Some time either last year or the year before I began dabbling in the world of podcasts. As with many online phenomenon, I was a little overwhelmed at first and it took me until recently to really start exploring all that there was on offer. What prompted my initial exploration of podcasting was reading a review on the first season of Serial. This was a 12 part audio documentary of a murder case in which there guilt of the accused (currently serving a long sentence for the crime) was questionable. It was incredibly compelling and I found myself listening to episode after episode as I cooked dinner, did house work or gardened. It was fabulous, so good that you’d have thought I would be a total podcast convert. But I wasn’t. By the time I finished this series, season two had been released. Two episodes in and I just wasn’t feeling it, didn’t care about the case being investigated and I never ended up finished the series. And so ended my adventure with podcasts.
Then, last year I found Litsy, an online app for book lovers which is possibly the most brilliant online space there is (it’s so good I’ll devote a whole post on it soon) and yet again podcasts came up. I asked for some recommendations and BAM, I was hooked. I had found podcasts on books, history, science, current events, politics, culture and fictionalized worlds. And most recently, S-Town, which is made by the same guys as Serial and also This American Life (another great podcast). S-Town is a seven part series which I have binged over the last two days, it is absolutely incredible story-telling and it left me reeling, lying on the rug in the fetal position kind of reeling.
The Premise: John B. wrote to a journalist at This American Life asking him to investigate some strange goings-on in his small, Alabama town, a possible murder and police cover-up and corruption. However, a couple of episodes in the story takes a dramatic and unforeseen turn and instead of uncovering a murderer, it becomes a journey of discovering center on John B. himself. Nothing is quite as it seems and, in literary fiction terms, the story is full of unreliable narrators (maybe life itself, is just a series of unreliable narrators).
S-Town is tragic and I found it terribly, terribly sad. It’s, in some ways, easy to forget that these are real people, living real lives and not fictional characters filling the pages of a remarkable novel. But it’s also impossible to separate that from the story and that’s what made it so sad. John B., his mannerisms, speech and personality could easily come straight from the imaginings of some brilliant Mark Twain-esq writer, and he propels the story forward with the same frenetic pace with which he talks – which is why I binged it in two sittings.
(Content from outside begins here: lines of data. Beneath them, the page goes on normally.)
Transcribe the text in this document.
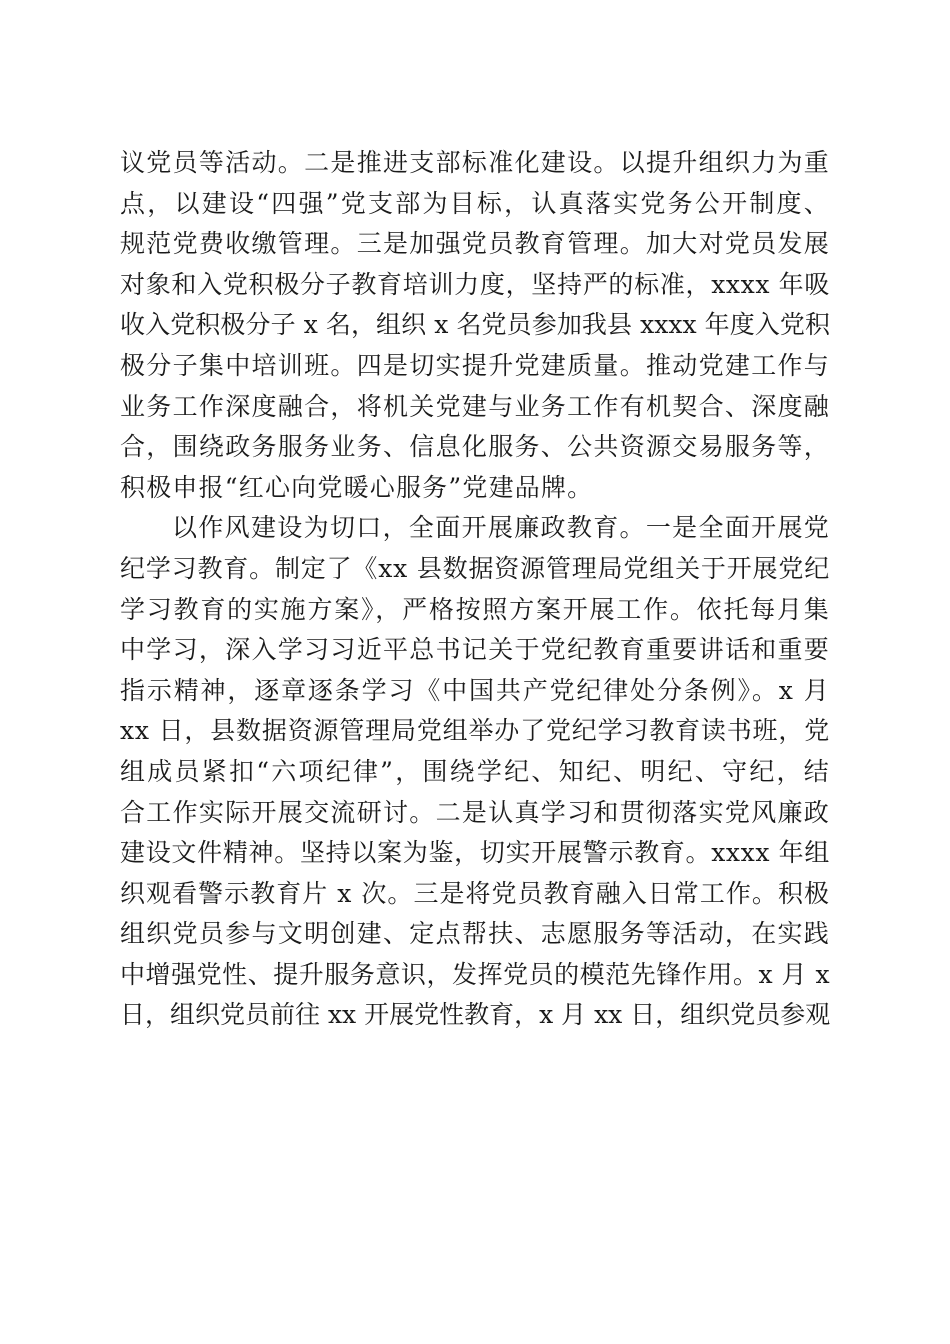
议党员等活动。二是推进支部标准化建设。以提升组织力为重
点，以建设“四强”党支部为目标，认真落实党务公开制度、
规范党费收缴管理。三是加强党员教育管理。加大对党员发展
对象和入党积极分子教育培训力度，坚持严的标准，xxxx 年吸
收入党积极分子 x 名，组织 x 名党员参加我县 xxxx 年度入党积
极分子集中培训班。四是切实提升党建质量。推动党建工作与
业务工作深度融合，将机关党建与业务工作有机契合、深度融
合，围绕政务服务业务、信息化服务、公共资源交易服务等，
积极申报“红心向党暖心服务”党建品牌。
以作风建设为切口，全面开展廉政教育。一是全面开展党
纪学习教育。制定了《xx 县数据资源管理局党组关于开展党纪
学习教育的实施方案》，严格按照方案开展工作。依托每月集
中学习，深入学习习近平总书记关于党纪教育重要讲话和重要
指示精神，逐章逐条学习《中国共产党纪律处分条例》。x 月
xx 日，县数据资源管理局党组举办了党纪学习教育读书班，党
组成员紧扣“六项纪律”，围绕学纪、知纪、明纪、守纪，结
合工作实际开展交流研讨。二是认真学习和贯彻落实党风廉政
建设文件精神。坚持以案为鉴，切实开展警示教育。xxxx 年组
织观看警示教育片 x 次。三是将党员教育融入日常工作。积极
组织党员参与文明创建、定点帮扶、志愿服务等活动，在实践
中增强党性、提升服务意识，发挥党员的模范先锋作用。x 月 x
日，组织党员前往 xx 开展党性教育，x 月 xx 日，组织党员参观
The story twists and turns its way to the end and all who inhabit it are changed in the listeners minds by the conclusion. But like most real-life stories, the ending is unsettling, there is so much left unresolved and possibly unsaid, I found it abrupt, I wanted more.
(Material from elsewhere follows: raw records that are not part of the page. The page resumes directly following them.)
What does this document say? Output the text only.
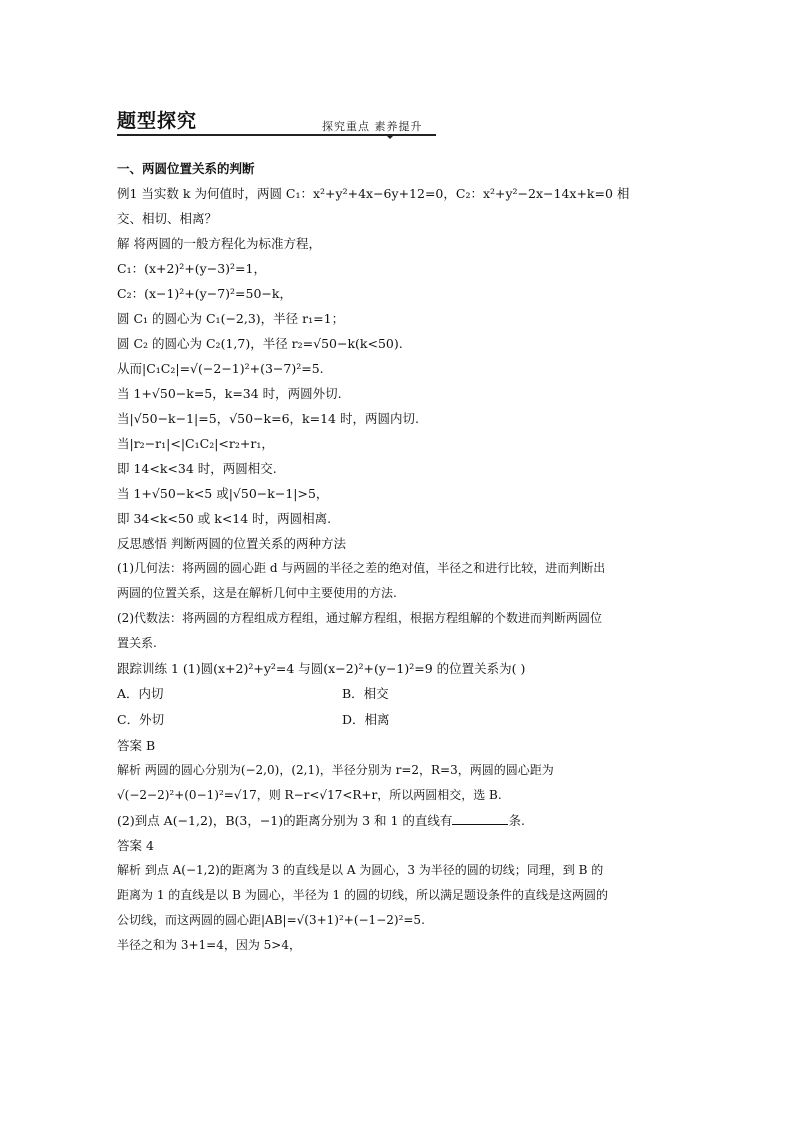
题型探究	探究重点 素养提升
一、两圆位置关系的判断
例1 当实数 k 为何值时，两圆 C₁：x²+y²+4x−6y+12=0，C₂：x²+y²−2x−14x+k=0 相
交、相切、相离？
解 将两圆的一般方程化为标准方程，
C₁：(x+2)²+(y−3)²=1，
C₂：(x−1)²+(y−7)²=50−k，
圆 C₁ 的圆心为 C₁(−2,3)，半径 r₁=1；
圆 C₂ 的圆心为 C₂(1,7)，半径 r₂=√50−k(k<50).
从而|C₁C₂|=√(−2−1)²+(3−7)²=5.
当 1+√50−k=5，k=34 时，两圆外切.
当|√50−k−1|=5，√50−k=6，k=14 时，两圆内切.
当|r₂−r₁|<|C₁C₂|<r₂+r₁，
即 14<k<34 时，两圆相交.
当 1+√50−k<5 或|√50−k−1|>5，
即 34<k<50 或 k<14 时，两圆相离.
反思感悟 判断两圆的位置关系的两种方法
(1)几何法：将两圆的圆心距 d 与两圆的半径之差的绝对值，半径之和进行比较，进而判断出
两圆的位置关系，这是在解析几何中主要使用的方法.
(2)代数法：将两圆的方程组成方程组，通过解方程组，根据方程组解的个数进而判断两圆位
置关系.
跟踪训练 1 (1)圆(x+2)²+y²=4 与圆(x−2)²+(y−1)²=9 的位置关系为( )
A．内切	B．相交
C．外切	D．相离
答案 B
解析 两圆的圆心分别为(−2,0)，(2,1)，半径分别为 r=2，R=3，两圆的圆心距为
√(−2−2)²+(0−1)²=√17，则 R−r<√17<R+r，所以两圆相交，选 B.
(2)到点 A(−1,2)，B(3，−1)的距离分别为 3 和 1 的直线有	条.
答案 4
解析 到点 A(−1,2)的距离为 3 的直线是以 A 为圆心，3 为半径的圆的切线；同理，到 B 的
距离为 1 的直线是以 B 为圆心，半径为 1 的圆的切线，所以满足题设条件的直线是这两圆的
公切线，而这两圆的圆心距|AB|=√(3+1)²+(−1−2)²=5.
半径之和为 3+1=4，因为 5>4，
Every year I have a goal of reading more books than the last, an easy target this year given all the extra time I have. If I’m not reading or listening to audiobooks I feel like I’m wasting some sort of opportunity I have to rack up another stat on my Goodreads account. I’ve come to realise, however, that there are many ways to get a story out there and so many of them are legitimate and worthy of my time. So while I could have listened to or read an entire novel in the time it took me to get through S-Town, I’m so glad I didn’t.
If you haven’t checked it out already – and I know so many podcast-listeners have been all over this – I really, REALLY recommend S-Town. I don’t think you will regret the time invested.